死人一样苍白的肌肤,有着蛇一样冰冷滑腻的触感。血红的嘴唇突然张开像是要遇人而噬,夜月色心中一颤,将手中的面孔捏的更紧,身形一凑竟与那面孔眼对着眼鼻对着鼻。
“还给你?你凭什么?”夜月色并未疾声厉色,相反她的声音极致的温柔,因为太过温柔反而显得危险。她的眼中有着冷冷光芒,强大的气势压倒了那少女的疯狂。
“你不过是一个胆小鬼,因为害怕和懦弱而藏起来,现在竟要我把一切都还你?还给你,你又能做什么?你连看他一眼都不敢,难道还想站在他身边?夜月色我告诉你,你已经死了!即使没死我也不会再让你醒过来,这是你自己选的,再也没有回头路可以走!我既已经来了,已经答应站在他的身边了,便是死也会守着对他的这个诺言。你若是有本事,就寻个好人家去投胎,若是没本事,就永远给我乖乖的呆在这里再也不要出现在我面前。凭着你的话我就会乖乖的把一切都还给你?今生今世你想都不要想!”
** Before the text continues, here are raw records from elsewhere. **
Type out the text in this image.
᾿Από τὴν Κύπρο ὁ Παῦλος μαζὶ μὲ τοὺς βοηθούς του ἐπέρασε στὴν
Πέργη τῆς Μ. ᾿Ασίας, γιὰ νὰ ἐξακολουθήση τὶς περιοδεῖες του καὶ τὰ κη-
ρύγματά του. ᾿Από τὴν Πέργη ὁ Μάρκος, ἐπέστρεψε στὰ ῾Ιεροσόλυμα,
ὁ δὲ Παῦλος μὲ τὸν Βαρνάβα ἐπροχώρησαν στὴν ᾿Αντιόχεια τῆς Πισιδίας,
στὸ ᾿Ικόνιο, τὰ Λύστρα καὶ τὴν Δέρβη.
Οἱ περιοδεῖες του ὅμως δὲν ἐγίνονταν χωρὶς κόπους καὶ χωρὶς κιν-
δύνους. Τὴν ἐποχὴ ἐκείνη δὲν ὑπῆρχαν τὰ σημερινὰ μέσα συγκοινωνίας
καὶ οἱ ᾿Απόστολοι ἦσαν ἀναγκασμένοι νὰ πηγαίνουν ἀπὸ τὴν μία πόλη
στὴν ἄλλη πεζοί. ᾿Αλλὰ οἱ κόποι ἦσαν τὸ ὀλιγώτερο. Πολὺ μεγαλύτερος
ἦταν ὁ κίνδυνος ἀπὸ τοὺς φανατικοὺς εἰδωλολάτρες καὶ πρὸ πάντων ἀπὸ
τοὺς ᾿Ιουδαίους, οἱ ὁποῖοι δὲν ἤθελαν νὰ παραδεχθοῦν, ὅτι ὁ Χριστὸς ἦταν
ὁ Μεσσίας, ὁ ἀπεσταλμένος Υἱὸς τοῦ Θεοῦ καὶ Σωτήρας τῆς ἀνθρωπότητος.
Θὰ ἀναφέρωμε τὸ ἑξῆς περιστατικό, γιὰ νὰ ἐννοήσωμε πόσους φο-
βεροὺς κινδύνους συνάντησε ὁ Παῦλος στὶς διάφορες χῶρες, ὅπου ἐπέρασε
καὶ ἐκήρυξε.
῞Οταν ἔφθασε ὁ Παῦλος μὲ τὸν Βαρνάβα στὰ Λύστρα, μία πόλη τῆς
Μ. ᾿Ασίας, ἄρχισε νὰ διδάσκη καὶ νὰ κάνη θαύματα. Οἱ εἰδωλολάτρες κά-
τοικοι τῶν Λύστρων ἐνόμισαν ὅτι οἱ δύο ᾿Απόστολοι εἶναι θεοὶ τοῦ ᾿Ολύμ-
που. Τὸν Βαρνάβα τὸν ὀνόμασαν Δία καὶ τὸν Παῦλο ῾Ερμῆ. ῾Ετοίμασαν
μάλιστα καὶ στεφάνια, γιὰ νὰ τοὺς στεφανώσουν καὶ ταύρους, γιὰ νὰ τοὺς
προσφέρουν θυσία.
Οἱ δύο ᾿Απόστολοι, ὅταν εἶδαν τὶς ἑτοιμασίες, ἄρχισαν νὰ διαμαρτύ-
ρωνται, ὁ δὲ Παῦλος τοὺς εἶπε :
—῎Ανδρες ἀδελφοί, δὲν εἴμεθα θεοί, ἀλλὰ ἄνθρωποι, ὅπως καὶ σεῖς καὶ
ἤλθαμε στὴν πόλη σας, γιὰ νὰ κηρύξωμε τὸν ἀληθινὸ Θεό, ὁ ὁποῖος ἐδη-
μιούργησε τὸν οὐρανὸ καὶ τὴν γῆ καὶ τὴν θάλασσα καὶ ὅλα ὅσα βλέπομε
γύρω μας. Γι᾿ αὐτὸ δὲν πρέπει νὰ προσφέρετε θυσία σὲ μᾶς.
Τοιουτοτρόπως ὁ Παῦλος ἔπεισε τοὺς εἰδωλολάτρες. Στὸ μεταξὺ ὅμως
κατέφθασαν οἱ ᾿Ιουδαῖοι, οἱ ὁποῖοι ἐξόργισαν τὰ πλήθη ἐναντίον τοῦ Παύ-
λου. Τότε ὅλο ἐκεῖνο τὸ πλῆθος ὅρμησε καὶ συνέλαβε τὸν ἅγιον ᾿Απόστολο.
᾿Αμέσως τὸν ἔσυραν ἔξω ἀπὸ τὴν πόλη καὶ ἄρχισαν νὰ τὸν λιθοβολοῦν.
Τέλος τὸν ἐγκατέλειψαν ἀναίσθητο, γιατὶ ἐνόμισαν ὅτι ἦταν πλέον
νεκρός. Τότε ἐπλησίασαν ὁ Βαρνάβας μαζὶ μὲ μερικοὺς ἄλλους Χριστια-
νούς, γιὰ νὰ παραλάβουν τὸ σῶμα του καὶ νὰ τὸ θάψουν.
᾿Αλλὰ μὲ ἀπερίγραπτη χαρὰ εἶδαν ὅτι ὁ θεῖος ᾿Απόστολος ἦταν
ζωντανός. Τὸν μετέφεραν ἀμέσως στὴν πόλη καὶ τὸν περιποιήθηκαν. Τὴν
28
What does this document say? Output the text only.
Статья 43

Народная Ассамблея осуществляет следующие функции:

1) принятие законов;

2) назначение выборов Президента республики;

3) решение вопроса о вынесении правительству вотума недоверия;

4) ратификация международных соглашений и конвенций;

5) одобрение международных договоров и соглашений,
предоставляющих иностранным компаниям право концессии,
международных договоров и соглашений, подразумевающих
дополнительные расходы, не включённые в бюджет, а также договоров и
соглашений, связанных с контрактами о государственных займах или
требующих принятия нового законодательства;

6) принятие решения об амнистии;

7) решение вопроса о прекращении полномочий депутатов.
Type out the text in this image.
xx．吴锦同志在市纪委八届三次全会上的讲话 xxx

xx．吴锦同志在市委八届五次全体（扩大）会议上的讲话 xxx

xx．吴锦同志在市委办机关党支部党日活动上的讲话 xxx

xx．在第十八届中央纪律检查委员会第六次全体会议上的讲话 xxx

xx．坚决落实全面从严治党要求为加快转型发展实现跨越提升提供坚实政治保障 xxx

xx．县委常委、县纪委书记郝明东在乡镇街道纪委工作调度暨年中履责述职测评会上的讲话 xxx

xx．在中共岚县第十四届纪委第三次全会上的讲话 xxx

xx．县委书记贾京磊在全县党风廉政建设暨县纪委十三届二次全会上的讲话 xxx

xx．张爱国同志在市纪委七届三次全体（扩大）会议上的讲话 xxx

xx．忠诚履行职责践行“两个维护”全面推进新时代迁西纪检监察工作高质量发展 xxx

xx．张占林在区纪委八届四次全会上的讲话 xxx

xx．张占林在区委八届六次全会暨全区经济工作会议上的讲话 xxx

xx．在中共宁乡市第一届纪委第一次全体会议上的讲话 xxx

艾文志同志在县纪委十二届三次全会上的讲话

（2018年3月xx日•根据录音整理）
她不内疚,夜月色拼命地告诉自己,她不会内疚。自己选的路由自己来走,真正的夜月色选择了逃避,而她选择了不顾一切守在他身边,所以她绝不会内疚 。
那少女被她那轻柔到危险的语气所震慑,一径后退想要避开她的逼视。夜月色已下了决心逼她到绝境,此时也是步步紧逼毫不放松。
这虚无的空间中突然狂风大作,无边的彼岸花在风中狂乱的摇摆,血色的波浪一直震荡到天际。狂风将他们二人的雪色衣袂吹的猎猎飞舞,墨色黑发在风中翻飞。那人影在夜月色杀意纵横的逼视下越来越淡仿似轻烟要随风而去,却不料夜月色突然松了手,转头向无边花海深处看去。
心底一根轻弦微动,冷意从脚底窜到心间,一种被人窥视的感觉使夜月色猛然回头。有什么人在不知名的暗处看着她,无情的目光就要穿透她的梦境窥探到她心中的秘密。